Novel small molecules downregulate CDK1 expression and inhibit Wnt/β-catenin signaling in cutaneous squamous cell carcinoma by targeting its distinct tumor-specific cellular landscape

Abstract

The Wnt/beta-catenin pathway is an attractive target for drug development in various diseases; however, efforts to target it have been limited due to its concerning role in cancer. We previously developed KY19382 and KY19334, small molecules that inhibit the cytosolic function of CXXC-type zinc finger protein 5 (CXXC5), as safe therapeutic agents to restore the suppressed Wnt/beta-catenin signaling in several intractable diseases, but the effects of these small molecules on cancer have not been determined. Here, we found that KY19382 and KY19334 inhibited the manifestation of malignant phenotype by inhibiting the Wnt/beta-catenin signaling of human cutaneous squamous cell carcinoma (cSCC) cells, which was associated with suppression of cyclin-dependent kinase 1 (CDK1) expression.
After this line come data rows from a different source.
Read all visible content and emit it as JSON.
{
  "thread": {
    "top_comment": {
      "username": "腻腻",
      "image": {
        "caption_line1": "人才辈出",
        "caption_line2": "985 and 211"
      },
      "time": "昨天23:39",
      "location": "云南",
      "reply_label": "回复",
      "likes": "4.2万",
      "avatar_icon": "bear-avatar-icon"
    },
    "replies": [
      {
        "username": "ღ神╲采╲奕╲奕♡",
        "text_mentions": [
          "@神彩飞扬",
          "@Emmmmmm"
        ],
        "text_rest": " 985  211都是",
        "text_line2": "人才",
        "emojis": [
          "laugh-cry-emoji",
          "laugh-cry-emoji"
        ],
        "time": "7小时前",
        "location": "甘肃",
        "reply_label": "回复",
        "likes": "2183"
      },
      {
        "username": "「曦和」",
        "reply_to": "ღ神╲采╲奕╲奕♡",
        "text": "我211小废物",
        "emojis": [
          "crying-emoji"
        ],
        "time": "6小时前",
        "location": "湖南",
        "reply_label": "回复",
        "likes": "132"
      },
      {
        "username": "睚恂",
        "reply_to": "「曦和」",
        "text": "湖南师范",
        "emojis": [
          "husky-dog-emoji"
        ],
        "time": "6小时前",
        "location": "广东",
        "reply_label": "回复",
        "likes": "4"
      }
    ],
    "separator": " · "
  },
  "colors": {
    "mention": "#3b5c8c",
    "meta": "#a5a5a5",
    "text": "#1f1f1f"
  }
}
The induced expression of CDK1 and subsequent Wnt/beta-catenin pathway activation were observed in human cSCC patient samples compared with normal samples, and the roles of CDK1 in cellular transformation and Wnt/beta-catenin pathway activation in human cSCC cells were validated by CDK1 knockdown. Moreover, the two small molecules attenuated two-stage mouse skin carcinogenesis. Overall, KY19382 and KY19334 could be used as agents to treat cSCC and other types of cancer caused by CDK1 overexpression, as well as diseases caused by cytoplasmic accumulation of CXXC5.